Таинственно благоуханны пучки целебной травы, и нежатся баклажаны, лоснясь, как морские львы. На алые зерна граната, на ткани твои. Мергелан, гляжу, как глядел когда-то на Индию Магеллан…

Эта вот умиротворенная, надежная покойность вещного мира для Евтушенко — истина, резко противопоставленная миру слов, абстрактных оценок, общих понятий (будто не доверяя им, поэт придумывает свои: «мальчишескость»). С одной стороны — слава, шум успеха, с другой — первозданная мудрость природы, живущей «за так, а ни за что-то, верней, за то, что ни за что». С одной стороны — «споры о романе модном и о приехавшем певце», с другой— реальный дед в дождевике («Ему б в тепло, и дела мало. Ему бы водки да пивца! Не знает этого романа, не слышал этого певца…»). Такова внутренняя структура почти всех стихов тридцатилетнего Евтушенко. Поэт старается отбросить туманные сферы, в которых чудятся ему чуть не подвохи, поэта тянет в вещный мир, спокойный, тихий и, так сказать, более надежный. Этот вещный мир словно затем и призван в стихи, чтобы излечить нашего автора, изрядно помятого в коварных лабиринтах софистики; поэт словно очнулся, обнаружив бездну лукавства, что таилась в его рациональных призывах, и теперь, не в силах успокоиться, с грустной иронией вспоминает «мыслящих» казуистов. Это он, Евтушенко, с упоением писавший:

«О, нашей молодости споры!..»— посмеивается теперь: «Все мыслят — доктор медицины, что в лодке сетует жене, и женщина на мотоцикле, летя отвесно по стене. На поплавках уютно-шатких, в аллеях, где Нескучный сад, и на раскрашенных лошадках — везде мыслители сидят. Прогулки, вы порой фатальны! Задумчивые люди шьют. Задумчиво шумят фонтаны, задумчиво по морде бьют…» Высокий рациональный пафос покинул почву, оставил жизнь в ее простоте, с надежными супами, со спокойной медлительностью русских мельниц, с царственной яркостью самаркандских базаров…

И что же? Исчез? Нет!

Отлетев от жизни, отвлеченный сей пафос поселился отдельно — в разветвленных формулах философических стихов, в динамичных ритмах так называемой собственно гражданскойлирики, в ее глобальных образах и умело включенных сюда летящих силуэтах людей:

Россия сокращает свою армию… Девчата гладят платьица в горошинку.
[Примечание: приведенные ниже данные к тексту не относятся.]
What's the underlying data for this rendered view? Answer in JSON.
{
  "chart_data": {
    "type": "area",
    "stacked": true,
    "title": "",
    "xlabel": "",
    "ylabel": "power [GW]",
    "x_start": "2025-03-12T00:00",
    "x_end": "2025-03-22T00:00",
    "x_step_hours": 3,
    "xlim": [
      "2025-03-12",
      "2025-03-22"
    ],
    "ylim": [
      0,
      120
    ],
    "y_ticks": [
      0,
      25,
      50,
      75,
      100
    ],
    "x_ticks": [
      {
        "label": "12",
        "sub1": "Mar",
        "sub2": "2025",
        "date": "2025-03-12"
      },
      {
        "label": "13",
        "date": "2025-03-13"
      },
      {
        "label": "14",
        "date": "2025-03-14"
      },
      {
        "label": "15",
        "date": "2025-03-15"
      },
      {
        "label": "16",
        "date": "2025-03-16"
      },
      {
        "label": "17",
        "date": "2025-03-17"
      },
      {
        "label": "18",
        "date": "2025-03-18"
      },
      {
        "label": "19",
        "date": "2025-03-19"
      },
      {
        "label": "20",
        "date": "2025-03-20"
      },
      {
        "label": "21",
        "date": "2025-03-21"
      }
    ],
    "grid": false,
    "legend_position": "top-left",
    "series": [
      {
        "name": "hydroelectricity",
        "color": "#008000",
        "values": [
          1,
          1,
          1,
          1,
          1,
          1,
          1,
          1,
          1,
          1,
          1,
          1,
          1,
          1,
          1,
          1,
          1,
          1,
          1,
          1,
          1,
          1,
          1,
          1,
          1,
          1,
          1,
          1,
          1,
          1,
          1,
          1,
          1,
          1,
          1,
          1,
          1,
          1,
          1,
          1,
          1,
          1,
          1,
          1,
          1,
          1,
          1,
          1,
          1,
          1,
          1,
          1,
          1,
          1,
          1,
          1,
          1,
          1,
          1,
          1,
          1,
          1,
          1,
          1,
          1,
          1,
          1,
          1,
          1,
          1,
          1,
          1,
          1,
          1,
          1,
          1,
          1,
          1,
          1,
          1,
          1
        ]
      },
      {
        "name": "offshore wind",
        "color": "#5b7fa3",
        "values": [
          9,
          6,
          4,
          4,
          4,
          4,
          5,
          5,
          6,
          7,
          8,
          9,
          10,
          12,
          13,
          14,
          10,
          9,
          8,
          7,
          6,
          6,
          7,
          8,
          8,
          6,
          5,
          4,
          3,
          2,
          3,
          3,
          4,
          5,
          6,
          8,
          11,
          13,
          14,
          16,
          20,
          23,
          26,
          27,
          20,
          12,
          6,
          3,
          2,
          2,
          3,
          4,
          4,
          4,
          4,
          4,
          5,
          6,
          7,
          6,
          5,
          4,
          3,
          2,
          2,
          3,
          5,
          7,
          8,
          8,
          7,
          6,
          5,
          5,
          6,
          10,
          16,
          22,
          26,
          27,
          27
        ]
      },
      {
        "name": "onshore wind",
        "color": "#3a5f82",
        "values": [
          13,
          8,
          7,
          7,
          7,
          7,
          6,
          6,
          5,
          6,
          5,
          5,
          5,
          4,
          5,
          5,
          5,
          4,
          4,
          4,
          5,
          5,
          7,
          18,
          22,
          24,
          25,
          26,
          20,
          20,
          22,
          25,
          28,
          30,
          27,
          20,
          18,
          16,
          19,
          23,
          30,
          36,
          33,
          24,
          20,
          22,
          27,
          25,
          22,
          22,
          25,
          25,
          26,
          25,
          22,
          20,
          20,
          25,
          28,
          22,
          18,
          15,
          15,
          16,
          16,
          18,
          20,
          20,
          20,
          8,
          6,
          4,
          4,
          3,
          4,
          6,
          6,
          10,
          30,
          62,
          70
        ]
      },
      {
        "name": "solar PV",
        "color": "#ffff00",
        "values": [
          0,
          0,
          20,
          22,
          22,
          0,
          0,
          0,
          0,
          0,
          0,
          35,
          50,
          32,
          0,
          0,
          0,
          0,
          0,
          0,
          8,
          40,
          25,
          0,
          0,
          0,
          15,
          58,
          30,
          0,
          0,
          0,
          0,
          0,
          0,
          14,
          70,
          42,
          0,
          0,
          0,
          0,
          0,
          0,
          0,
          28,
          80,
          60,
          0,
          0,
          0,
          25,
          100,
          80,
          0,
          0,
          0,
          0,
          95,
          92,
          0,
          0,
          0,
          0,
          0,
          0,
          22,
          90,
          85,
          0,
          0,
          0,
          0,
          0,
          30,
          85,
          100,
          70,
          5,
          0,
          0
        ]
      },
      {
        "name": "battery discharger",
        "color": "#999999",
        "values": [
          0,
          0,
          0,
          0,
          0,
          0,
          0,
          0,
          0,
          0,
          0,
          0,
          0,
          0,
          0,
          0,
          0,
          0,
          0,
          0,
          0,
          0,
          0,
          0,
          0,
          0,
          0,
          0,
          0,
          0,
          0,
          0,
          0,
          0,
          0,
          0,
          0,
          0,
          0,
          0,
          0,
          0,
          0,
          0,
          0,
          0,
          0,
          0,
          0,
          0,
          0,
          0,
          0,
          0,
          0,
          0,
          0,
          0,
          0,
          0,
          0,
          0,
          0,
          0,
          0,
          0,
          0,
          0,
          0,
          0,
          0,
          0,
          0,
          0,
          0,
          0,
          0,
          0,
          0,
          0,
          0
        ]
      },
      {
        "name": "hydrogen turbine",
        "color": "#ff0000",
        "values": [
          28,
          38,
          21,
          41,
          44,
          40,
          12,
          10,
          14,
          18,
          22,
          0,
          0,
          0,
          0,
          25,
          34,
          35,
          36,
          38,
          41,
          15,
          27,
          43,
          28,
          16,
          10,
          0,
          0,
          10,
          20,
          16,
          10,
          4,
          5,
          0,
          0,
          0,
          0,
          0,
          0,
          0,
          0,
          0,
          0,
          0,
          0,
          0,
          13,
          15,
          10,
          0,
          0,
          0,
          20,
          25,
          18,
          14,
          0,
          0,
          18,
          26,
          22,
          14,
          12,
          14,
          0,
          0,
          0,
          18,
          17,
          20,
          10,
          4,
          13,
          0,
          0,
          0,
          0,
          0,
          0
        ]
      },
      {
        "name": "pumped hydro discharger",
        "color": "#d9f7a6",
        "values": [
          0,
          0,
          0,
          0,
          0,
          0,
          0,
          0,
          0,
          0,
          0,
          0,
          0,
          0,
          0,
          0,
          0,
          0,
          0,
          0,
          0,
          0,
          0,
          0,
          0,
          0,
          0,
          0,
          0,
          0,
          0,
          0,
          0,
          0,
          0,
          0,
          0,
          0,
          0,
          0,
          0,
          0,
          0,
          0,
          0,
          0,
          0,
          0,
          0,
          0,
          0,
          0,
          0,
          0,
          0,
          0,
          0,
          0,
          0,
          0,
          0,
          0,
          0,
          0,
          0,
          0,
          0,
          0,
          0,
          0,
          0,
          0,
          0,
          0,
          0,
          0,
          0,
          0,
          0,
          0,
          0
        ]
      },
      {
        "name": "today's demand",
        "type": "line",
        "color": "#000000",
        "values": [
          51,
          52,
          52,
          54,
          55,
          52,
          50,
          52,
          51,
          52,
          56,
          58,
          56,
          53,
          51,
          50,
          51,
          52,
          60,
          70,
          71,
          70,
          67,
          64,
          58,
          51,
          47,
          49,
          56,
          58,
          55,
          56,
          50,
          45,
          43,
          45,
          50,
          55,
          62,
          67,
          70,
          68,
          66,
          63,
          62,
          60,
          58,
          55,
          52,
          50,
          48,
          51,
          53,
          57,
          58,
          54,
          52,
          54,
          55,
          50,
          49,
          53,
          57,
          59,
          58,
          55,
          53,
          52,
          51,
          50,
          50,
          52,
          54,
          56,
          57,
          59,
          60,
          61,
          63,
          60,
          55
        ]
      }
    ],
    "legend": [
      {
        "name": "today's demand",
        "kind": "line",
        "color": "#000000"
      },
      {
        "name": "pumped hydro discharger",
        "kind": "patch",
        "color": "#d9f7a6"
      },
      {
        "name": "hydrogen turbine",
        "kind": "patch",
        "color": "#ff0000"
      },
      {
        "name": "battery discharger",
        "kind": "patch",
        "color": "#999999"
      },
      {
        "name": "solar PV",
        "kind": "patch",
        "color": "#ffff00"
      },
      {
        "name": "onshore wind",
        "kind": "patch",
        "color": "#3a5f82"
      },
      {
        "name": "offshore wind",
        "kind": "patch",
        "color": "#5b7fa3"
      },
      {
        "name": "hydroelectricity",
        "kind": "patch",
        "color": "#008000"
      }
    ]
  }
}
Ребята едут, но не бомбы атомные — взрываются частушки под гармонику… …Ты, экскаваторщик-верзила из Техаса, давай с тобою в баскетбол тягаться!.. …И рядом с мускулистой черной — в веснушках белая рука… …Какие б годы ни пришли суровые,— из вас, поля, из вас, леса густые, к нам будут приходить таланты новые; и это вечно, как сама Россия… …Фидель, возьми к себе меня солдатом Армии Свободы!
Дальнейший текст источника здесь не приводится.